Date
From March 01, 2025 to June 15, 2025
Area / Gallery
Espacio uno
In the Capilla Legorriana, as Espacio Uno is known, El tiempo entre las formas is on display. The artist Luis Figueroa (Venezuela, 1993) focuses on the concept of time as a creative act, as well as on how it has served as a measure of movement and change -crucial notions for understanding the world.
The artist intervened the walls of Espacio Uno with the work No podía convertir en su ideal aquella calma que no existeía en ningún lugar (2025). Through colour, the artist uses blues, greys and earth tones and gradient effects without defined forms to suggest a landscape, resulting in an image that could be reminiscent of a night sky.The mural is combined with sculptural elements made of modelled and polychrome paper. The main sculpture is Motivo vuelve a veces (2025), located in the center of the room, a kind of tower whose forms are inspired by snakes, alluding to mythological skeletal animals. The two sculptures that make up the work Ante el océano de tu amor, soy un río III and IV, have ambiguous forms, similar to those of a butterfly, although they are not. For the artist, the sculptures are associated with life cycles, transformation, and the sacred.
In both the mural and the sculptures, the artist explores the link and tension between time and the creative process, combining concepts such as transformation, as well as the creation of undefined forms that in their ambiguity, manage to refer to nature.
Luis Figueroa’s work draws us into a game between the suggested and the denied, where the medium dissolves, revealing figures in constant transformation. Time in his pieces folds and fragments without following a fixed line, operating from a logic of excess and exuberance that evokes the carnivalesque, where hierarchies are inverted, and forms intertwine without restrictions. The human, the animal, and the vegetal cease to be separate categories and become bodies that mutate.
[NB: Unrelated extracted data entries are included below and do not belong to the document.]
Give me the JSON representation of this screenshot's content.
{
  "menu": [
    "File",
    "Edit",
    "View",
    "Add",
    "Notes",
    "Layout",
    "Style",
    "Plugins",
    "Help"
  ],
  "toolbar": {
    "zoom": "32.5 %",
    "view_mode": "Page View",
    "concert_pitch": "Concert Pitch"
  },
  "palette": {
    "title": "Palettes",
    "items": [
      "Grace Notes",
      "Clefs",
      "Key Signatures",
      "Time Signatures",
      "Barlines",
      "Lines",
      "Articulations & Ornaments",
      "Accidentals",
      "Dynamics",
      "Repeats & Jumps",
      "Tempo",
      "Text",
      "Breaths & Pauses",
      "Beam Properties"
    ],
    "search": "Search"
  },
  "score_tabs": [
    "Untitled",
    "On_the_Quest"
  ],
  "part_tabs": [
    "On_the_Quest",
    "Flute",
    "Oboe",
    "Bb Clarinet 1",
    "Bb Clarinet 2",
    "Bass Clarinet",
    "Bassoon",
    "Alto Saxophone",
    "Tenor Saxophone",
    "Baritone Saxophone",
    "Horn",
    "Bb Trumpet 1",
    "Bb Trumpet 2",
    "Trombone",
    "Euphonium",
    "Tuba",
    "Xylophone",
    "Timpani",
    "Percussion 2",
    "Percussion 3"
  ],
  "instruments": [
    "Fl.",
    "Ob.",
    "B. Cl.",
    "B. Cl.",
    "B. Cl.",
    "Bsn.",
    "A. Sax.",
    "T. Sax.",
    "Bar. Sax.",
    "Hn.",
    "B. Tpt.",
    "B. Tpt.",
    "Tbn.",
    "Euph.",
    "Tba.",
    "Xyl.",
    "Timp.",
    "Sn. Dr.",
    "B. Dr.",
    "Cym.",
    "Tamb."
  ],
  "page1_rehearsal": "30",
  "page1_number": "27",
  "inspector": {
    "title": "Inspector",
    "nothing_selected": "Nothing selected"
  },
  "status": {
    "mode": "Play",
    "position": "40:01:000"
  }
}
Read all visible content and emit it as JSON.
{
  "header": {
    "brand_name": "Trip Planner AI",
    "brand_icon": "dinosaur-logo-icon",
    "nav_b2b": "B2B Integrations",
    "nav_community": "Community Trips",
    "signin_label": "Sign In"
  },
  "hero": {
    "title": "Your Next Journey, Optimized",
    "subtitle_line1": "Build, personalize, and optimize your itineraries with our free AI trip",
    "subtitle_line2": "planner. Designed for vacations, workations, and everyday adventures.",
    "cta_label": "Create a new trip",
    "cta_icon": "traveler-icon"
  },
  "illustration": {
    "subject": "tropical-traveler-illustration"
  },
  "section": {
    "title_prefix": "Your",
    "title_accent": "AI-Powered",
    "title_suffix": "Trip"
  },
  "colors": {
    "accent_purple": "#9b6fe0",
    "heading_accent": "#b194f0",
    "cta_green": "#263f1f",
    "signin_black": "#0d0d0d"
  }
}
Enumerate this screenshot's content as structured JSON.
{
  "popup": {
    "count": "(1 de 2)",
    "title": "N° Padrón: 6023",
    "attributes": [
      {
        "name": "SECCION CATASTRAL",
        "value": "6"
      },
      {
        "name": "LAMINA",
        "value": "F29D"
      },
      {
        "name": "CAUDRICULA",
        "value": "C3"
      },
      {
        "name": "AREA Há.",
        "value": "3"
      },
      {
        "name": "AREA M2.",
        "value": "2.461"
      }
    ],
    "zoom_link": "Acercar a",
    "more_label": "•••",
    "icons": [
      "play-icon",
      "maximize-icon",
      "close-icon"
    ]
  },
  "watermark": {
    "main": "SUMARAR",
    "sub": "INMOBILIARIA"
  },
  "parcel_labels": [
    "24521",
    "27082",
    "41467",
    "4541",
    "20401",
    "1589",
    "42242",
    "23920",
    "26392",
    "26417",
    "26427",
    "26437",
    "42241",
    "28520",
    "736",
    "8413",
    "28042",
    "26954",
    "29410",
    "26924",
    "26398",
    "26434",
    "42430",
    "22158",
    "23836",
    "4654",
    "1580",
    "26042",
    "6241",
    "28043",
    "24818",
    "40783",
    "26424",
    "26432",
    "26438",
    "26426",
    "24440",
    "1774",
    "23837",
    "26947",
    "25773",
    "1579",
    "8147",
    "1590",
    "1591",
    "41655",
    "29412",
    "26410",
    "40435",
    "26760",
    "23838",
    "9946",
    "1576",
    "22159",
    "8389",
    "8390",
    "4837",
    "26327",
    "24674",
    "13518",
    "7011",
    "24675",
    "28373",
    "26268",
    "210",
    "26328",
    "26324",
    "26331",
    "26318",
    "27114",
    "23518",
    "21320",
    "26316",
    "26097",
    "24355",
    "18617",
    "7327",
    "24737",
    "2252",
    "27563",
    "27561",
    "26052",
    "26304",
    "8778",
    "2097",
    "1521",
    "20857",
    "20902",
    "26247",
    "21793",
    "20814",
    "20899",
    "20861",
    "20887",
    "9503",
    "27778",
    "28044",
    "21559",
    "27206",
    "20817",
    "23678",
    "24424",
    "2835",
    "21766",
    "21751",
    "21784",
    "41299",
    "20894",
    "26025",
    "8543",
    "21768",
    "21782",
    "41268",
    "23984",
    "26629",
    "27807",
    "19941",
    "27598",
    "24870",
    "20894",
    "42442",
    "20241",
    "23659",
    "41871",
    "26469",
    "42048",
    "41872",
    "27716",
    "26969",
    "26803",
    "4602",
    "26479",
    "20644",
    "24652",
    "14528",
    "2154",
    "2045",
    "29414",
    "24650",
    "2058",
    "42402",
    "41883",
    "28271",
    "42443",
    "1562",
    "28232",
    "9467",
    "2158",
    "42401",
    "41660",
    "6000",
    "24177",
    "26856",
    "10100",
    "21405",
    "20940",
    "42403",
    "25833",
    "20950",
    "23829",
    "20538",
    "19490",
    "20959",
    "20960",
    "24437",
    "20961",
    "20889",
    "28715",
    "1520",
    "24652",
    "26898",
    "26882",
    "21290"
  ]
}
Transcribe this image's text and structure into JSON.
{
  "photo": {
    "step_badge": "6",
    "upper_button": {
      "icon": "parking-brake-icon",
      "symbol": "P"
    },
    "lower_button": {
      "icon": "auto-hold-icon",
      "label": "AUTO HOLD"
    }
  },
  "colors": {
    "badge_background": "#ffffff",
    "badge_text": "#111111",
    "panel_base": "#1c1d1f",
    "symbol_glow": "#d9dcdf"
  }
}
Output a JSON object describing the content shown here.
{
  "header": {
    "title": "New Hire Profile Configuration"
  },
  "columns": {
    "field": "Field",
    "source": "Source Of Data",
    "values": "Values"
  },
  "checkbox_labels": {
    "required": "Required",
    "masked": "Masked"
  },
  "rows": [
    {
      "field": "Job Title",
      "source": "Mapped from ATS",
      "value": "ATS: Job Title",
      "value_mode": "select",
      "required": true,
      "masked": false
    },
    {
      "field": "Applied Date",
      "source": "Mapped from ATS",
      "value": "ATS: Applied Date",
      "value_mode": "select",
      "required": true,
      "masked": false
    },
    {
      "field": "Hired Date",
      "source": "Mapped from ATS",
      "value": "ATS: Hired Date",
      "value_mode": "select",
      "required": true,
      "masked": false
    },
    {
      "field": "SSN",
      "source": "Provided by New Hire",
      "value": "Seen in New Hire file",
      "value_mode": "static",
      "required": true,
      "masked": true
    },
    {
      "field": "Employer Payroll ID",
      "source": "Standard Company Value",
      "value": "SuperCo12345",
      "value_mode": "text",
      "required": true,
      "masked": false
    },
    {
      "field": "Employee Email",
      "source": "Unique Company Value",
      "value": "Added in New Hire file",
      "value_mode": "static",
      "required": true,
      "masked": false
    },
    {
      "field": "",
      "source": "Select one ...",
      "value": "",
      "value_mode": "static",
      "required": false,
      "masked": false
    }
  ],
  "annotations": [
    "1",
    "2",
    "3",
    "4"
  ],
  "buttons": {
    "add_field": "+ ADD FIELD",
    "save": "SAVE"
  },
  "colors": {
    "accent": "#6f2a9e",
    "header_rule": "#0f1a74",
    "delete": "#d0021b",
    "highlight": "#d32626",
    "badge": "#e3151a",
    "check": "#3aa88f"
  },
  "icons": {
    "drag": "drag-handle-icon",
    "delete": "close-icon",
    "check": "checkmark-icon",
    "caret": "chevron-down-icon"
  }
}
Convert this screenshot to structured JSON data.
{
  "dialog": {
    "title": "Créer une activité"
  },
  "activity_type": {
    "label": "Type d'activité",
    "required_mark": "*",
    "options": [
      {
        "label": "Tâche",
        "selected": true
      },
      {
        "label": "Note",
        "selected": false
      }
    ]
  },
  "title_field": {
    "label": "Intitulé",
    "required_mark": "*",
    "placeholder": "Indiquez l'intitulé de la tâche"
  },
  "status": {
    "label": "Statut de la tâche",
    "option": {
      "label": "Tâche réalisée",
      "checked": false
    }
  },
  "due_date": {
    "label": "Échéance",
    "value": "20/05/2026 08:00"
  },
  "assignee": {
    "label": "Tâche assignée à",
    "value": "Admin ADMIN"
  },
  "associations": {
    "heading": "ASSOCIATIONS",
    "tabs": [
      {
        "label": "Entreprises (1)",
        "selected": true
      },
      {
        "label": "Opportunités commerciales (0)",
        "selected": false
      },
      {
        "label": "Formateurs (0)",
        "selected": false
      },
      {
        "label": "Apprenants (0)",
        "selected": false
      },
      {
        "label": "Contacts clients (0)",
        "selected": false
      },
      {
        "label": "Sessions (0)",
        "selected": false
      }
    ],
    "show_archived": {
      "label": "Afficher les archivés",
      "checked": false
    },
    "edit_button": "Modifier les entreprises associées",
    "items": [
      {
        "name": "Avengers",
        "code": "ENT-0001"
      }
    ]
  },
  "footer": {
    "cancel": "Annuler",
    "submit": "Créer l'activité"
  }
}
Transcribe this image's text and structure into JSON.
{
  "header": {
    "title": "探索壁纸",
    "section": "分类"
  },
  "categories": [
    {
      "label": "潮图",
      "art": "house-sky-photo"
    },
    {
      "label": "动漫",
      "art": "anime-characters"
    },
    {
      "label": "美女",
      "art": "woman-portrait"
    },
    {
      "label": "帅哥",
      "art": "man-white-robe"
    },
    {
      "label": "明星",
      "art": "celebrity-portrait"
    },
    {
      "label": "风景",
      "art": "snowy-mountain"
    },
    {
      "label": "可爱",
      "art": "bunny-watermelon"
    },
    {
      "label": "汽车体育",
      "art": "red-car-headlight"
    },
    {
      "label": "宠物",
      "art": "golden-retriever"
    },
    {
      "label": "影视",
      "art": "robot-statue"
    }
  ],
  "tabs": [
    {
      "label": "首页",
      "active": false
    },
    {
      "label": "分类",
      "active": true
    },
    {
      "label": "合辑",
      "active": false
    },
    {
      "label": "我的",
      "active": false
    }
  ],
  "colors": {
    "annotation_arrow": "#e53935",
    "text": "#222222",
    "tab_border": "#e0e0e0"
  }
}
In Figueroa’s pictorial universe, signs remain open, offering multiple interpretations rather than certainties. His images are both omen and memory, a space where ambiguity operates as a strategy of resistance—a field where instability becomes potential and the ephemeral possibility.
In this seventh edition of Espacio Uno, the artist expands his research by incorporating sculptural elements into his spatial compositions. These forms recall serpentine bodies that rise and collapse in their own movement and winged beings whose fragile flutter defies gravity, becoming, along with the in situ mural, narratives in progress between the sacred, the profane, and the unnamable.